There's no point in questioning authority if you aren't going to listen to the answers.
The article is very interesting but I don't see many speed bumps ahead other than a million court disputes over which version of UCITA is right. Either way its bad of OSS simply because in on these battles it will be the Open-Source side that gets slapped with the gag-orders and injunctions that keep us from doing business.
Stand up for your rights, fight UCITA when it comes to your state.

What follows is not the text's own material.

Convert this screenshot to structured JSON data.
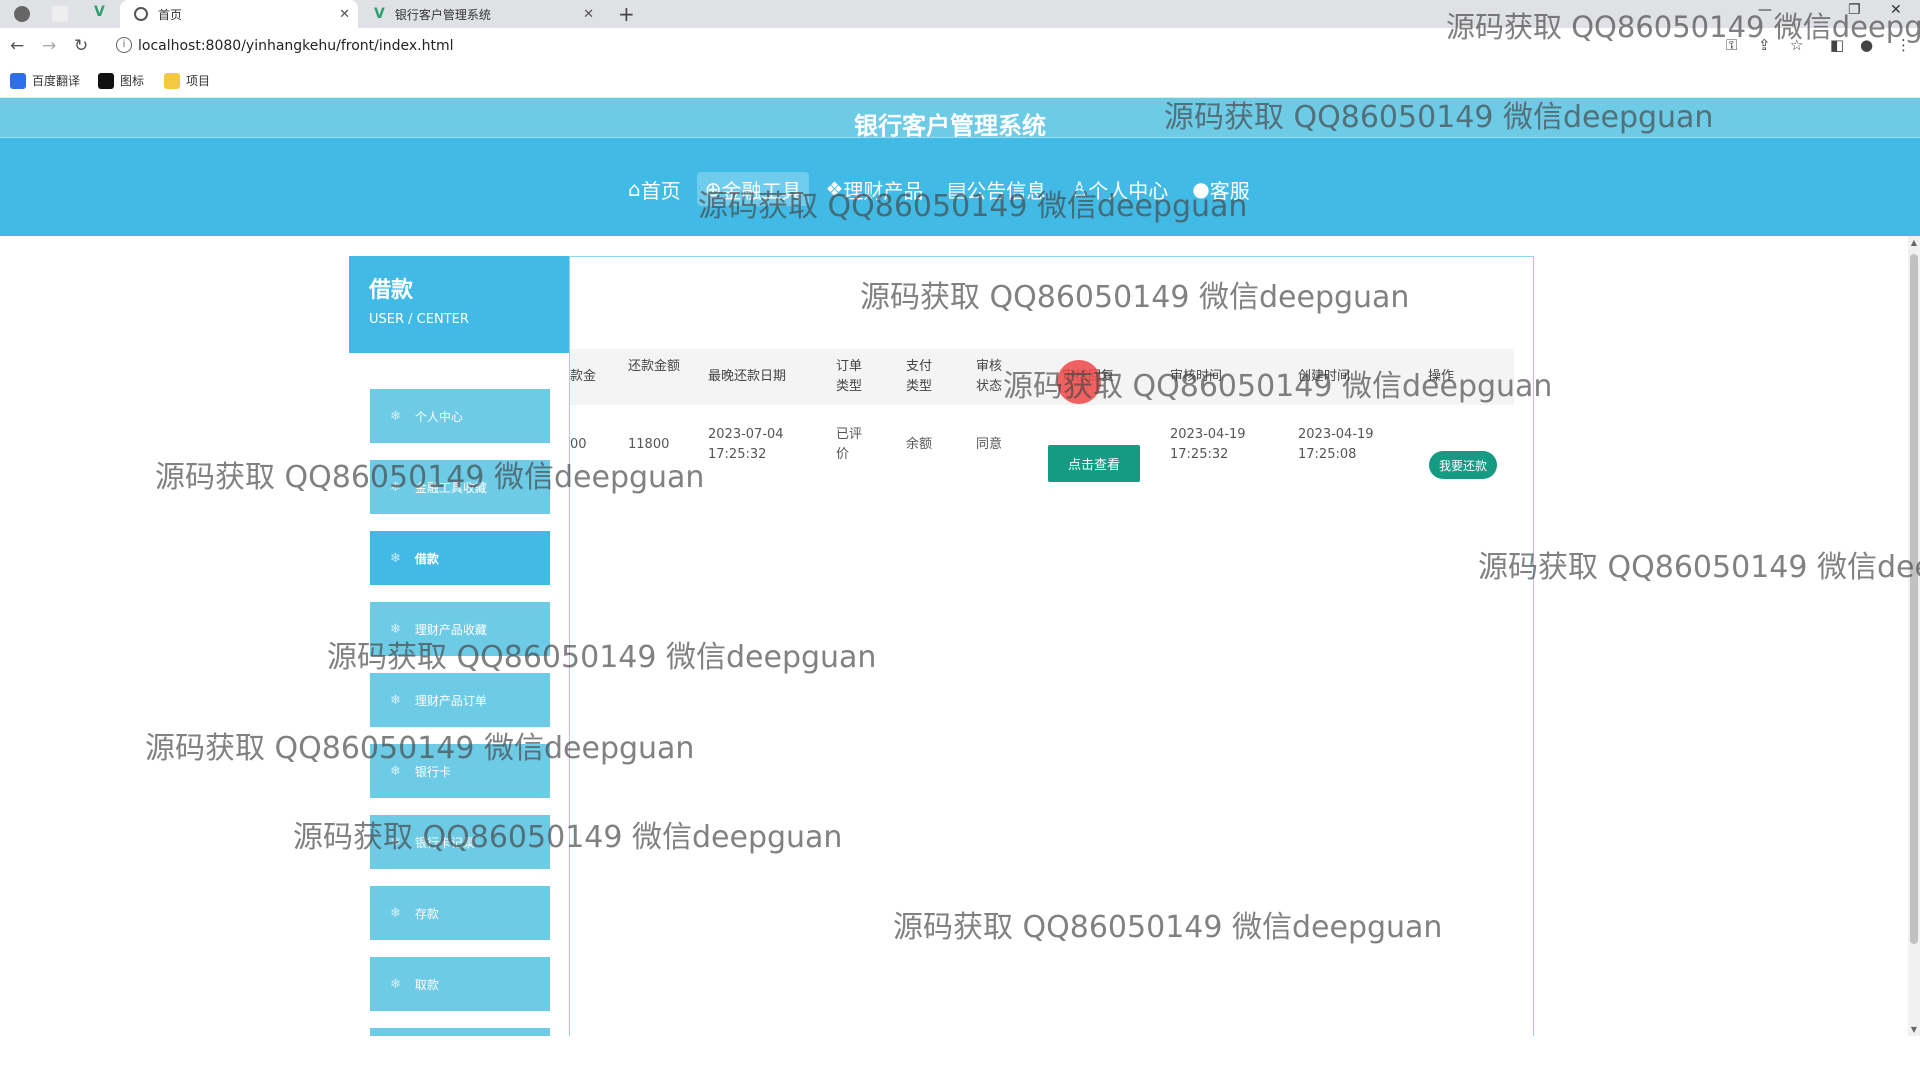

Never knock on Death's door:
The Anti-Blog
It's absolutely amazing the nonsense that comes out of these people. A particularly revealing quote from the article:
IOW they claim that it's too expensive to require them to give consumers honest information about their products. At the same time, they want to be able to put terms into their licenses that would make it impossible for third parties to review their products honestly. So much for being able to make informed purchasing decisions, which any economist will tell you is essential for an effective marketplace. At the same time, they want the right to refuse refunds to consumers who do buy the software and then find out how useless it is.
There's no point in questioning authority if you aren't going to listen to the answers.

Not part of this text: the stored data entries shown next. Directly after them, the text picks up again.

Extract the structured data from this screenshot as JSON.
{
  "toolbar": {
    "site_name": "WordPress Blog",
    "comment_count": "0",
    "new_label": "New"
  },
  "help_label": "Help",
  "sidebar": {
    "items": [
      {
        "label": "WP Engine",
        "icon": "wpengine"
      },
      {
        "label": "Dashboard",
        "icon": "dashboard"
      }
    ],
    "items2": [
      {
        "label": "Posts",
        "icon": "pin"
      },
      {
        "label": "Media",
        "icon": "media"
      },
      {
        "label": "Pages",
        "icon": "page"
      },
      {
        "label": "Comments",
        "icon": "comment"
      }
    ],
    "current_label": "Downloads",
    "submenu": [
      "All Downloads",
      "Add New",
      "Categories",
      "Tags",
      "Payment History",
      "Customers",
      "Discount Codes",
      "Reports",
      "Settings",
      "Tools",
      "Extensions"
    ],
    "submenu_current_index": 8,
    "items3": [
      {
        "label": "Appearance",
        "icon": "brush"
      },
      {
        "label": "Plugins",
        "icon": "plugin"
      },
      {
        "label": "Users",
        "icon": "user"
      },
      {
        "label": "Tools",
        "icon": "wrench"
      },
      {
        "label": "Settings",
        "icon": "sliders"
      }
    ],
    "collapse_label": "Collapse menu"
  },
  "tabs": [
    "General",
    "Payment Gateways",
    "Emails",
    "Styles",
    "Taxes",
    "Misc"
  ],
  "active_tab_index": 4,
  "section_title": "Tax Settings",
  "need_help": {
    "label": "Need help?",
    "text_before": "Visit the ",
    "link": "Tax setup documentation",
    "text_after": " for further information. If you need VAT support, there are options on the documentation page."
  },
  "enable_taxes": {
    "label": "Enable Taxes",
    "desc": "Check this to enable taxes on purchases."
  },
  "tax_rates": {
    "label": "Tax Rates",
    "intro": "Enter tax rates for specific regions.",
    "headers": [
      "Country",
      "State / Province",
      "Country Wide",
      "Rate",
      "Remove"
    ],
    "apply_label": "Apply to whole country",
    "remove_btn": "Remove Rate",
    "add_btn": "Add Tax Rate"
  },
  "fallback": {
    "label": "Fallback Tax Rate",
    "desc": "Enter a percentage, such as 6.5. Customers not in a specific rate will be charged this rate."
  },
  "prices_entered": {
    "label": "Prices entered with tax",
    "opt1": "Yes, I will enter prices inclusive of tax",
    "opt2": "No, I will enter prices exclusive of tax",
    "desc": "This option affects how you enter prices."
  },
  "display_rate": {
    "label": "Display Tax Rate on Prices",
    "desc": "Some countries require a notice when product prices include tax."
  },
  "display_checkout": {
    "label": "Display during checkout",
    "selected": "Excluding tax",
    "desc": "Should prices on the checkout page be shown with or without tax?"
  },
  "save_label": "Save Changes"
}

I am an attorney, and I do a lot of negotiation over software licenses. I used to always insert a clause that says:
The Parties hereby agree that this Agreement shall not be governed by the United Nations Convention on the International Sale of Goods.
Now, that clause says:
The Parties hereby agree that this Agreement shall not be governed by the United Nations Convention on the International Sale of Goods nor the Uniform Computer Information Transactions Act or any implementation thereof.
I have yet to hear any objection to this language during negotiations. I am hoping this practice of negating UCITA becomes as common as negating the UN convention (i.e. very common).
-Steve
Democracy is a poor substitute for liberty.
My company recently enacted a "code of conduct", under which "software piracy" is not allowed. My section manager requested me to "buy a licence" for a Linux server I had installed. No matter how I tried to explain the GPL to him, he wouldn't budge, so I had to order a Linux distro. I hope he's satisfied now.
It is a set of contract provisions that in some cases would be read into international agreements. When it was developed, no one knew how they would be applied, and no one wanted to be the "test case" for these new provisions. So, attorneys, being the risk-averse set we are, started putting language in agreements that explicitly disclaims application of the UN Convention.
As long as the UN Convention is not typically used, attorneys will shy away from having it apply to their agreements, and they will avoid it in their agreements. My hope is that UCITA suffers a similar fate: obsolescence through non-use.
-Steve
P.S. I do want to point out that my knowledge of the UN Convention on the International Sale of Goods is skimpy at best. There may be a lot of valuable case law out there interpreting it -- but lacking that knowledge, I avoid it.
Democracy is a poor substitute for liberty.